Very cool! Mainly I worry about whether EP regions (or activation clustering in general) can actually find feature subspaces, in the sense that for concept X, every activation expressing X clusters here, and nothing in here fails to express X.
In terms of retrieving representative examples for a concept or identifying causal interventions, we have cheap supervised ways—ex. making contrastive steering vectors. Do we necessarily care about unsupervised methods here if they don’t outperform? The value of unsupervised clustering seems to be finding feature subspaces to me.

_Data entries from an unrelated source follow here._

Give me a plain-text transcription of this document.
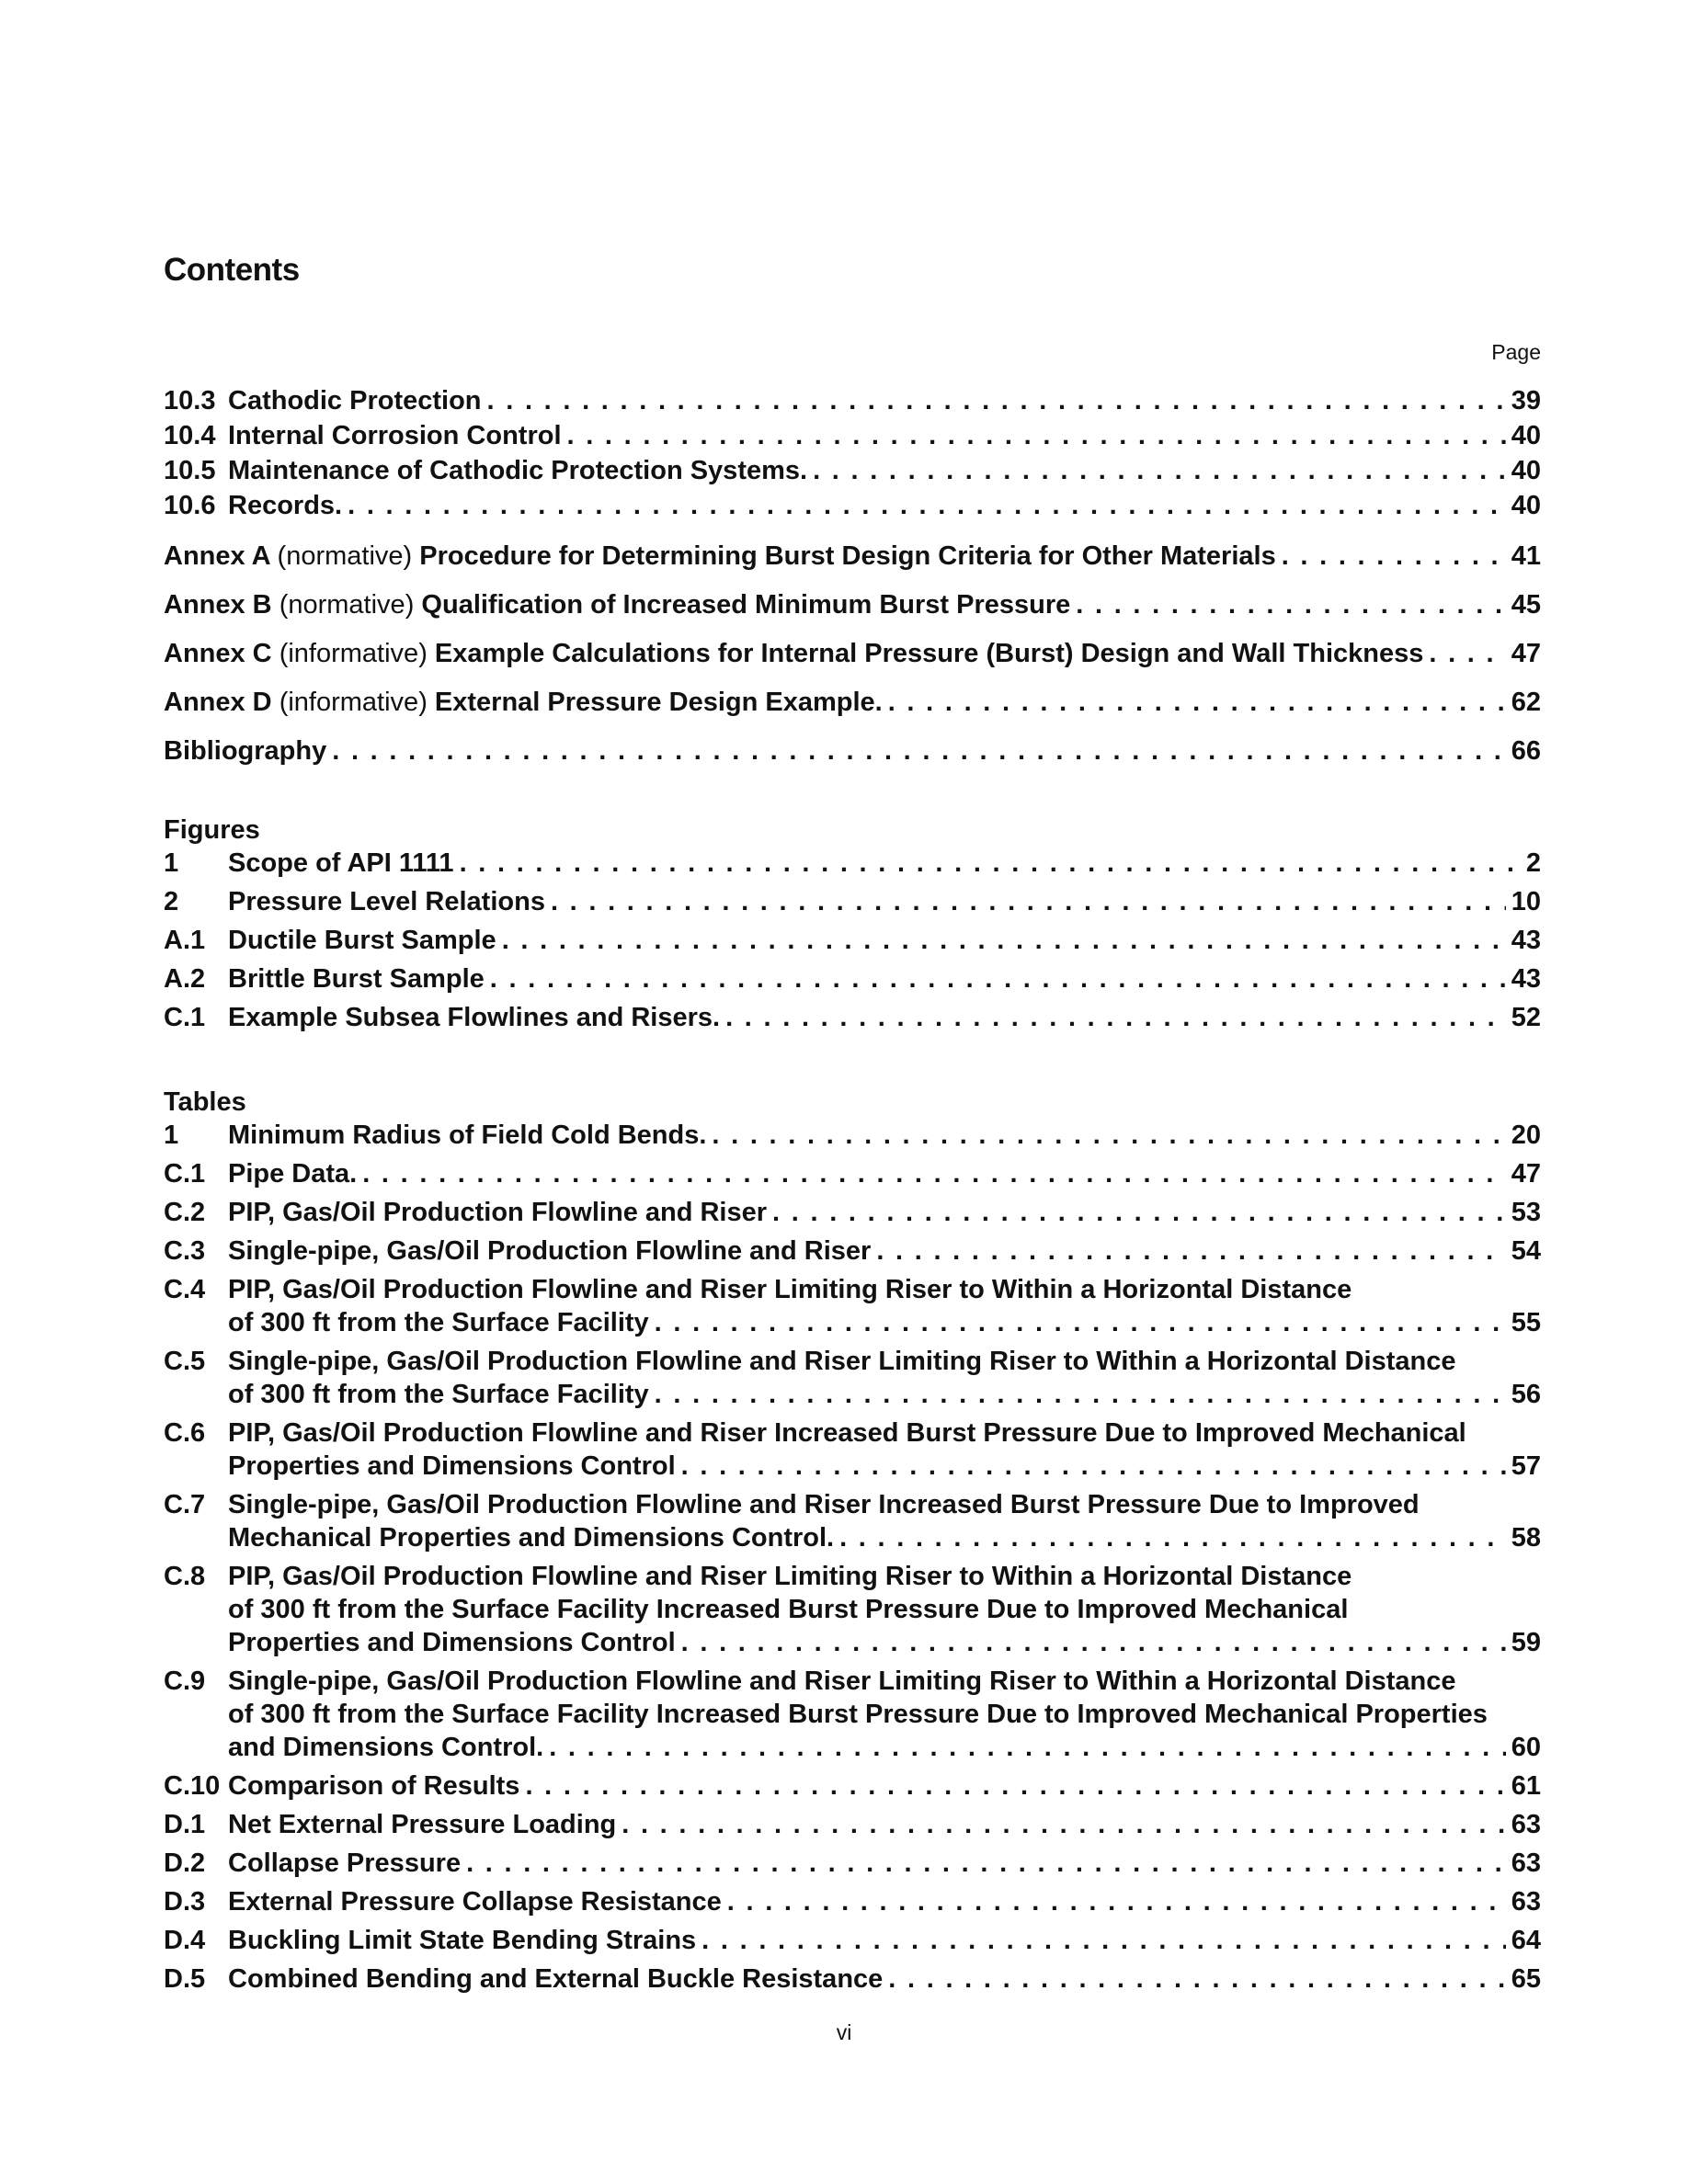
Contents
Page
10.3 Cathodic Protection . . .	39
10.4 Internal Corrosion Control . . .	40
10.5 Maintenance of Cathodic Protection Systems. . . .	40
10.6 Records. . . .	40
Annex A (normative) Procedure for Determining Burst Design Criteria for Other Materials . . .	41
Annex B (normative) Qualification of Increased Minimum Burst Pressure . . .	45
Annex C (informative) Example Calculations for Internal Pressure (Burst) Design and Wall Thickness . . .	47
Annex D (informative) External Pressure Design Example. . . .	62
Bibliography . . .	66
Figures
1	Scope of API 1111 . . .	2
2	Pressure Level Relations . . .	10
A.1 Ductile Burst Sample . . .	43
A.2 Brittle Burst Sample . . .	43
C.1 Example Subsea Flowlines and Risers. . . .	52
Tables
1	Minimum Radius of Field Cold Bends. . . .	20
C.1 Pipe Data. . . .	47
C.2 PIP, Gas/Oil Production Flowline and Riser . . .	53
C.3 Single-pipe, Gas/Oil Production Flowline and Riser . . .	54
C.4 PIP, Gas/Oil Production Flowline and Riser Limiting Riser to Within a Horizontal Distance
of 300 ft from the Surface Facility . . .	55
C.5 Single-pipe, Gas/Oil Production Flowline and Riser Limiting Riser to Within a Horizontal Distance
of 300 ft from the Surface Facility . . .	56
C.6 PIP, Gas/Oil Production Flowline and Riser Increased Burst Pressure Due to Improved Mechanical
Properties and Dimensions Control . . .	57
C.7 Single-pipe, Gas/Oil Production Flowline and Riser Increased Burst Pressure Due to Improved
Mechanical Properties and Dimensions Control. . . .	58
C.8 PIP, Gas/Oil Production Flowline and Riser Limiting Riser to Within a Horizontal Distance
of 300 ft from the Surface Facility Increased Burst Pressure Due to Improved Mechanical
Properties and Dimensions Control . . .	59
C.9 Single-pipe, Gas/Oil Production Flowline and Riser Limiting Riser to Within a Horizontal Distance
of 300 ft from the Surface Facility Increased Burst Pressure Due to Improved Mechanical Properties
and Dimensions Control. . . .	60
C.10 Comparison of Results . . .	61
D.1 Net External Pressure Loading . . .	63
D.2 Collapse Pressure . . .	63
D.3 External Pressure Collapse Resistance . . .	63
D.4 Buckling Limit State Bending Strains . . .	64
D.5 Combined Bending and External Buckle Resistance . . .	65
vi
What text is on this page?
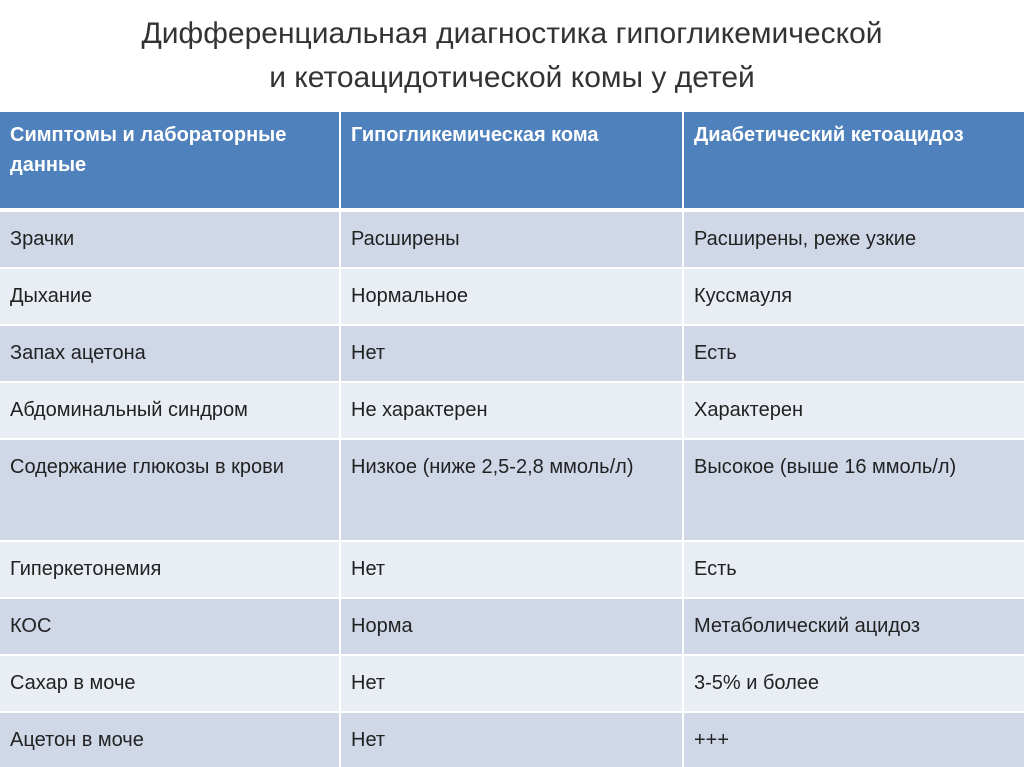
Дифференциальная диагностика гипогликемической
и кетоацидотической комы у детей
Симптомы и лабораторные данные	Гипогликемическая кома	Диабетический кетоацидоз
Зрачки	Расширены	Расширены, реже узкие
Дыхание	Нормальное	Куссмауля
Запах ацетона	Нет	Есть
Абдоминальный синдром	Не характерен	Характерен
Содержание глюкозы в крови	Низкое (ниже 2,5-2,8 ммоль/л)	Высокое (выше 16 ммоль/л)
Гиперкетонемия	Нет	Есть
КОС	Норма	Метаболический ацидоз
Сахар в моче	Нет	3-5% и более
Ацетон в моче	Нет	+++
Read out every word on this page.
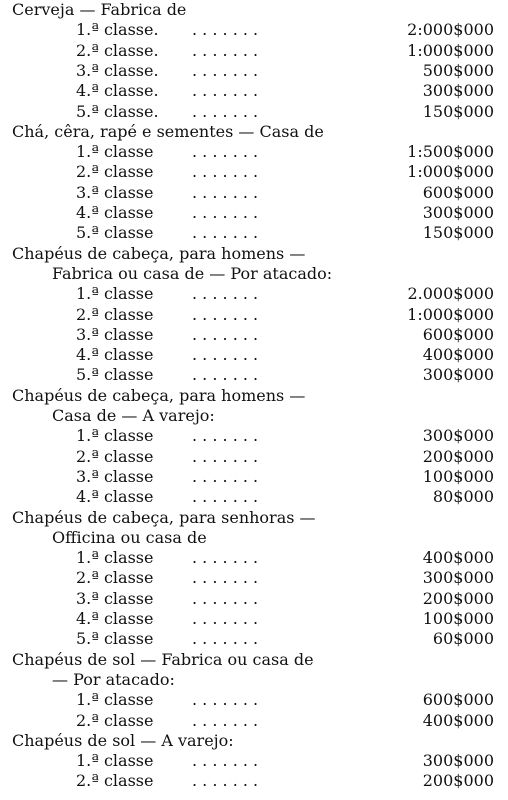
Cerveja — Fabrica de
1.ª classe. . . . . . . .	2:000$000
2.ª classe. . . . . . . .	1:000$000
3.ª classe. . . . . . . .	500$000
4.ª classe. . . . . . . .	300$000
5.ª classe. . . . . . . .	150$000
Chá, cêra, rapé e sementes — Casa de
1.ª classe . . . . . . .	1:500$000
2.ª classe . . . . . . .	1:000$000
3.ª classe . . . . . . .	600$000
4.ª classe . . . . . . .	300$000
5.ª classe . . . . . . .	150$000
Chapéus de cabeça, para homens —
Fabrica ou casa de — Por atacado:
1.ª classe . . . . . . .	2.000$000
2.ª classe . . . . . . .	1:000$000
3.ª classe . . . . . . .	600$000
4.ª classe . . . . . . .	400$000
5.ª classe . . . . . . .	300$000
Chapéus de cabeça, para homens —
Casa de — A varejo:
1.ª classe . . . . . . .	300$000
2.ª classe . . . . . . .	200$000
3.ª classe . . . . . . .	100$000
4.ª classe . . . . . . .	80$000
Chapéus de cabeça, para senhoras —
Officina ou casa de
1.ª classe . . . . . . .	400$000
2.ª classe . . . . . . .	300$000
3.ª classe . . . . . . .	200$000
4.ª classe . . . . . . .	100$000
5.ª classe . . . . . . .	60$000
Chapéus de sol — Fabrica ou casa de
— Por atacado:
1.ª classe . . . . . . .	600$000
2.ª classe . . . . . . .	400$000
Chapéus de sol — A varejo:
1.ª classe . . . . . . .	300$000
2.ª classe . . . . . . .	200$000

I thus worry about not encouraging sparsity / some equivalent. Without sparsity, you might get one region capturing happiness ∧ yellow ∧ sunshine and another capturing happiness ∧ delicious ∧ tasty. Both separate happiness from sadness, but neither is a “happiness subspace” since the concept is split across regions.
Things I’m curious about:
Would love to just inspect the regions and see what’s clustered together
How good is mean activation / examplar for any arbitrary region at separating positive and contrastive examples of a concept? Currently the AxBench results select the best region, which only shows the existence of a good region, not that every region is good
For each best EP region selected for an AxBench concept, collect a ton of new activations related to the concept and see if they are < 2p from each activation in the region
What is the TPR/TNR on AxBench using the threshold p? Since region membership is hard yes/no when actually seeing which region a new activation falls into, AUROC feels less relevant
Curious about if/how these regions line up with stable regions of activation space: https://arxiv.org/abs/2409.17113
Do regions with lower average pairwise distance have other nice properties—eg. higher purity of a concept. Do regions with higher average pairwise distance have higher coverage of a concept?
How do other clustering methods perform on the purity/coverage axis—ex. https://arxiv.org/pdf/2510.15987v1 tried k-means and found some interpretable higher-level features; previous work I was part of tried clustering semantic embeddings and found a nice clustering pipeline (albeit much more complex)
Thanks so much for writing this up! Please correct me on anything I’ve gotten wrong here; it’s entirely plausible I missed something or am making obvious conceptual mistakes.
Thanks so much for the detailed response! Certainly agree on the point of human-interpretable features not necessarily describing what the model is doing, and thus the point of using unsupervised methods which impose less assumptions—I think EP is an awesome new one!
I agree the model could have two distinct representations that should be in separate regions. I think sparsity doesn’t mean imposing human-interpretable structure, but instead “each input activates few features” so we’re perhaps more likely to find what the model is actually doing. We don’t want to push for a happiness subspace particularly, but just separable subspaces in general even if they represent very complex concepts. I’d be curious about trying to make each input close to only a few exemplars, since they could be roughly equidistant to many. This has many tradeoffs, but maybe you could do something like keeping the join threshold at p, but requiring new exemplars to be > kp from all existing leaders for some k > 1? Then each input activation is close to at most one exemplar and far from the rest. Activations in the gray zone between p and kp would be skipped when building the dictionary but could be assigned at inference. Since EP computes the full distance vector to decide whether an input should be an exemplar, this wouldn’t be much more expensive.
Awesome! Is there a place where people are discussing EP, maybe an OSMI Slack channel would be good for this?